Likewise, the majority congressional group of Fuerza Popular waged fierce opposition to the government of Pedro Pablo Kuczynski and was frowned upon by public opinion, which perceived an attempt to defend fraudulent interests through the legislature. To this must be added the rejection of a large segment of the population in relation to their father.
However, as the official political discussion was reduced to interactions in mass media and social media, Keiko remained steadfast in conveying a concrete message: an iron fist.
Likewise, it would have contributed in its favor to no longer being in the center of the spotlight and, consequently, of the attacks. Meanwhile, right-wing options, one represented by economist Hernando de Soto and the other by conservative populist Rafael López Aliaga, have become at the center of coups and controversy.
Thus, the iron fist, added to the memory of the father, perceived by public opinion as the architect of the economic reconstruction of the early 1990s, would have contributed to its recovery, especially in the interior areas, moderately. impervious to official political discussion and to Lima.
The story is far from over. Seventy percent of voters did not vote in favor of these two policy options. Both suffer from wide resistance and are unpredictable.
Keiko must convince voters that he will not use the government as a weapon of political revenge or that his five-year term will no longer become an episode of institutional theft and disappearance.

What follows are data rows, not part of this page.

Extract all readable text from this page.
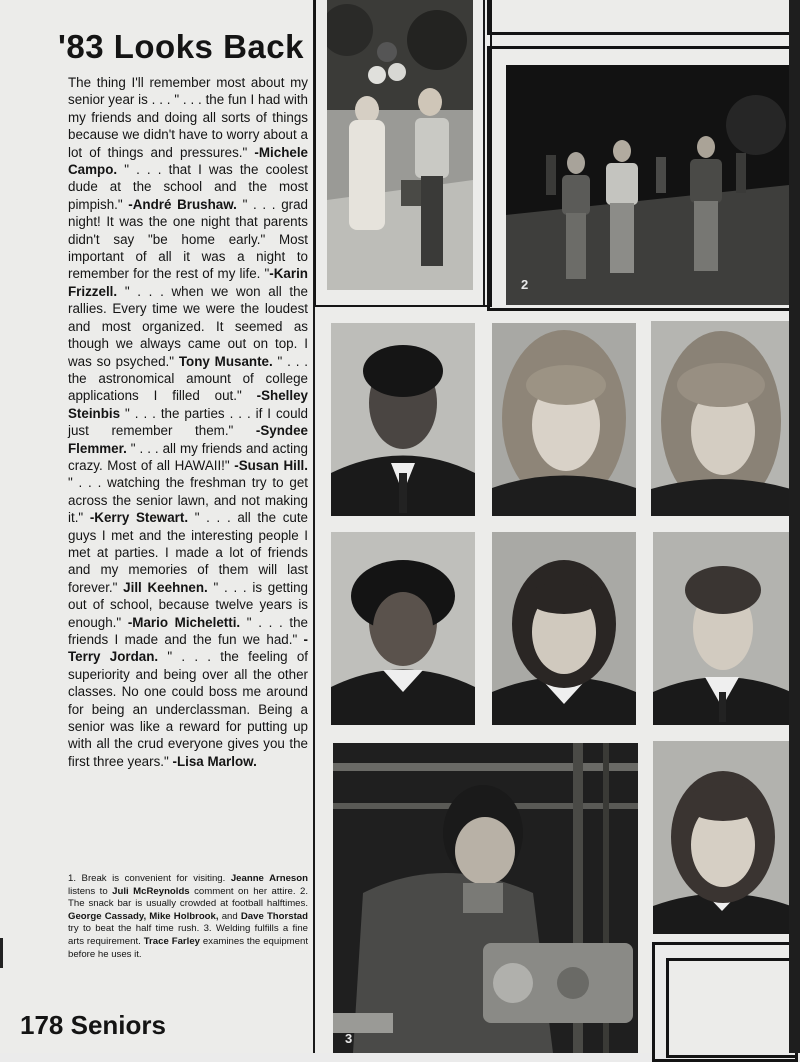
'83 Looks Back
The thing I'll remember most about my senior year is . . . " . . . the fun I had with my friends and doing all sorts of things because we didn't have to worry about a lot of things and pressures." -Michele Campo. " . . . that I was the coolest dude at the school and the most pimpish." -André Brushaw. " . . . grad night! It was the one night that parents didn't say "be home early." Most important of all it was a night to remember for the rest of my life. "-Karin Frizzell. " . . . when we won all the rallies. Every time we were the loudest and most organized. It seemed as though we always came out on top. I was so psyched." Tony Musante. " . . . the astronomical amount of college applications I filled out." -Shelley Steinbis " . . . the parties . . . if I could just remember them." -Syndee Flemmer. " . . . all my friends and acting crazy. Most of all HAWAII!" -Susan Hill. " . . . watching the freshman try to get across the senior lawn, and not making it." -Kerry Stewart. " . . . all the cute guys I met and the interesting people I met at parties. I made a lot of friends and my memories of them will last forever." Jill Keehnen. " . . . is getting out of school, because twelve years is enough." -Mario Micheletti. " . . . the friends I made and the fun we had." -Terry Jordan. " . . . the feeling of superiority and being over all the other classes. No one could boss me around for being an underclassman. Being a senior was like a reward for putting up with all the crud everyone gives you the first three years." -Lisa Marlow.
1. Break is convenient for visiting. Jeanne Arneson listens to Juli McReynolds comment on her attire. 2. The snack bar is usually crowded at football halftimes. George Cassady, Mike Holbrook, and Dave Thorstad try to beat the half time rush. 3. Welding fulfills a fine arts requirement. Trace Farley examines the equipment before he uses it.
178 Seniors
2
3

Castillo must convince the electorate that he has a firm democratic vocation and that he is ready to resort to political forces remote from his proposal. In addition, it must distance itself from partners with a history of corruption and also, categorically, from the possible influence of groups who have claimed responsibility for violent acts.
Both candidates have extensive political and social mobilization experience, so to underestimate their opponents would be a serious mistake.
In this context, political fragmentation, although cursed, can also be an opportunity: whoever wants to win has every interest in moderating. Whoever manages to comb through the center will win.
As in the myth of Sisyphus, condemned forever to push a rock to the top of a mountain, Peruvians again embark on a bitter election, without inspiration or even illusion.
The stone we are pushing is the very mistake of thinking that in five years, by inertia, things will be different. The tragedy is that the weather in Peru is circular.